The arXiv paper from November 2025 on building production browser agents is blunt. Programmatic safety boundaries beat LLM-judged ones. Specialization beats generalization. Prompt-injection mitigation is unsolved at the architecture level.
If you’re shipping a browser agent in 2026 and you haven’t thought about this, you have a real problem. Sandbox the runtime. Constrain the action surface. Don’t give the agent ambient credentials it can’t itself reason about. Treat any text the page renders as adversarial input.
What I’m actually picking
My preferred harness is pi. I want browser tooling that fits cleanly into it, not a black-box agent product and not an MCP server.

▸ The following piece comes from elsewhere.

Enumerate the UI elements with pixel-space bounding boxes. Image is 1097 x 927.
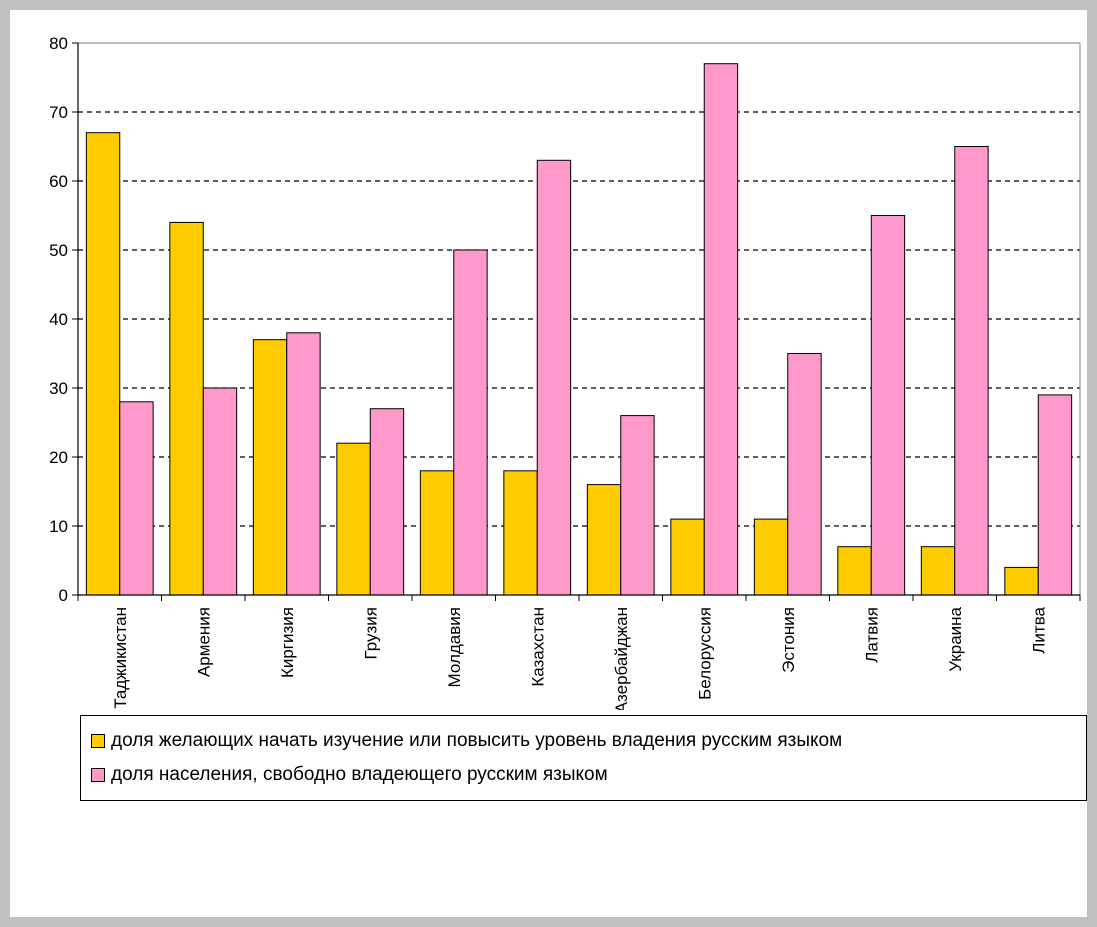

MCP is the wrong abstraction for what I’m doing. It’s an integration layer for editors and chat clients, not a programming model for agents that need fine-grained control over a runtime. Every MCP browser tool I’ve used flattens the surface to a small set of generic verbs (click, type, screenshot) and hides everything underneath. That’s exactly the wrong direction for an agent harness where I’d rather expose more, not less.
What I want is direct CDP. The browser as a real object I can inspect, scan, and drive. No wrapper deciding what’s interesting. No tool schema deciding what’s reachable. The two projects in this space that are CDP-native are Browser Use (since their migration off Playwright) and browsemode, which is the one I’m building. Browser Use is a great agent if you want a browser agent. Browsemode is what I reach for when I want browser tooling for an agent that already speaks code.
That’s the bet. Code-mode framing, CDP under the hood, scan-then-script flow, no MCP layer in between.
The honest version
The framework choice matters less than the runtime choice (where does your Chrome live), the model choice (computer-use vs. text+screenshot vs. DOM), and the safety boundaries (what can the agent actually do, regardless of what it decides).
Both shapes work for some workload. None of them are solved. The benchmarks are theater. Prompt injection is winning.
Pick the shape that fits your problem, not the one with the highest leaderboard number. Then dogfood it until it stops embarrassing you.
Snapshot: May 2026. The space moves fast. Verify before betting a roadmap on any number above.